The power to my A/C and heater control has gone away. I have power at the fuse block but none at the control switch. No A/C or heater blower at all. I traced the brown wire from the fuse block to what I think is called the A/C Master Relay which is mounted on the passenger side of the firewall in the engine compartment. The line coming in from the fuse block has power but no power comes out. Thinking it was a bad relay, I installed a new one but still nothing. I tested the relay on the work bench and could not get it to open so I sent it back and got a new one. Still no power comes out. so I am thinking that the relay must need to be triggered by something else. I'm pretty sure my A/C system is full and even if it was not, wouldn't the heater blower still come on? I have the original shop manual but there is no wiring diagram of the heating/ A/C system so I can't tell where to trace this down.

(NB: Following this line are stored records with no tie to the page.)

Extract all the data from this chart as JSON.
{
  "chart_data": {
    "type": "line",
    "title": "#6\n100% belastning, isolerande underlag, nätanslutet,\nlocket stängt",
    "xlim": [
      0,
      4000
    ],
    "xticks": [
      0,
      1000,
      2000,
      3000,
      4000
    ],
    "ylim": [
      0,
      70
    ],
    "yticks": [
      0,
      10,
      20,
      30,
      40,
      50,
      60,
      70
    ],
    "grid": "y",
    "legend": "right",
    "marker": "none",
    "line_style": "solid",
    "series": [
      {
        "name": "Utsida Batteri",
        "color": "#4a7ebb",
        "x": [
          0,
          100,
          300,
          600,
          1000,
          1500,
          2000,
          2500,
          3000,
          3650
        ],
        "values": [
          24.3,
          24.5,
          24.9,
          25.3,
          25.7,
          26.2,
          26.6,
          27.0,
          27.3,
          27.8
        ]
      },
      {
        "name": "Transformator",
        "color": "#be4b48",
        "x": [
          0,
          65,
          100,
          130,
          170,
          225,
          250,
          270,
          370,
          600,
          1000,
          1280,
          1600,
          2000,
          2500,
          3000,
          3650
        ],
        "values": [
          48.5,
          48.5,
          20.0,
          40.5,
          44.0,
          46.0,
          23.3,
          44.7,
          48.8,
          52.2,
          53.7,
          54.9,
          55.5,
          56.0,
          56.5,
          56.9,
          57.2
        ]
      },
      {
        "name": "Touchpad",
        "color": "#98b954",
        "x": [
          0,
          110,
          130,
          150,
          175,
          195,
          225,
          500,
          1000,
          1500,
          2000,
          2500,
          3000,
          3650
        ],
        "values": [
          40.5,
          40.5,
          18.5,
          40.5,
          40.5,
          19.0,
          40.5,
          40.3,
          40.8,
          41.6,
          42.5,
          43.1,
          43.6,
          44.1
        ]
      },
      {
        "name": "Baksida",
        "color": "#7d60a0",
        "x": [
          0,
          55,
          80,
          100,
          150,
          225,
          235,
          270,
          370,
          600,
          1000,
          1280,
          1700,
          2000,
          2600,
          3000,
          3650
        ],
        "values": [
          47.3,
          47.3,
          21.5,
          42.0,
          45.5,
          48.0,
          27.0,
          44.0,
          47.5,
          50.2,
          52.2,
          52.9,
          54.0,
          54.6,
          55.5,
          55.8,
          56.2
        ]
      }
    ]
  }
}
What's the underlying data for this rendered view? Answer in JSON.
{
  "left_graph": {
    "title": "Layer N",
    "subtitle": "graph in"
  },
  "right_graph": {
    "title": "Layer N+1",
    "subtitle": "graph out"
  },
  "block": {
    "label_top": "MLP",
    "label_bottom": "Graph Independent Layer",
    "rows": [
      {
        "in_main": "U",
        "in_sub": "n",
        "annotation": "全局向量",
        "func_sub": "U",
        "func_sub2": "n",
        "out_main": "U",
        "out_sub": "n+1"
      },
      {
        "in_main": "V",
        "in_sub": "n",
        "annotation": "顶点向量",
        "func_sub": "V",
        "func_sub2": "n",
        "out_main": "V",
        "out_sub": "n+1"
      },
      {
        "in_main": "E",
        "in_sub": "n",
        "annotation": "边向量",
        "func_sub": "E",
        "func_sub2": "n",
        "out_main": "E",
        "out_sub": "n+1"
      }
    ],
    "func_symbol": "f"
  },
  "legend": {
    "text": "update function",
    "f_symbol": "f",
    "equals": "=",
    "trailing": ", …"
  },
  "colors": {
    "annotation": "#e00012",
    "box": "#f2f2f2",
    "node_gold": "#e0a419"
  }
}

I suspect this is a simple fix if I only knew where to look. Anyone have experience with this? Thanks in advance.


----------



## gjones (Oct 8, 2012)

*power down*

Usually there is a resistor at the switch itself that sometimes goes bad. Does your clutch kick in at the compressor when you turn it to a/c? Check the connection where it plugs directly into the fan motor for corrosion, etc, wiggle it around... You did say you had power right up to the relay, yes? Go through all the basic things first. These can get kind of tricky, but with the schematics, you should be able to track it down. Someone here should have links to the diagrams.


----------



## Mark 68 (Jul 27, 2013)

*A/C problem*

Thanks for the suggestions...I will check the resistor and fan connections. The compressor clutch does not engage. A heater wiring diagram would e great as I cannot tell where everything goes. Anyone have that? Thanks again...mark


----------



## BearGFR (Aug 25, 2008)

Do you have an in-line fuse holder in a wire coming off your alternator? My 69 did, and I know it supplies at least part of the power for the heat-A/C system. I'm not near my wiring diagrams right now..

Bear


----------



## Mark 68 (Jul 27, 2013)

*Inline fuse*

Thanks Bear...I was thinking that there might be another fuse somewhere in the wiring system...I will have to unwrap some of the wiring to/from the alternator to check it out...another good lead...anyone have an A?C wiring diagram? I think I will also post my query in the tech forum...thanks again...Mark


----------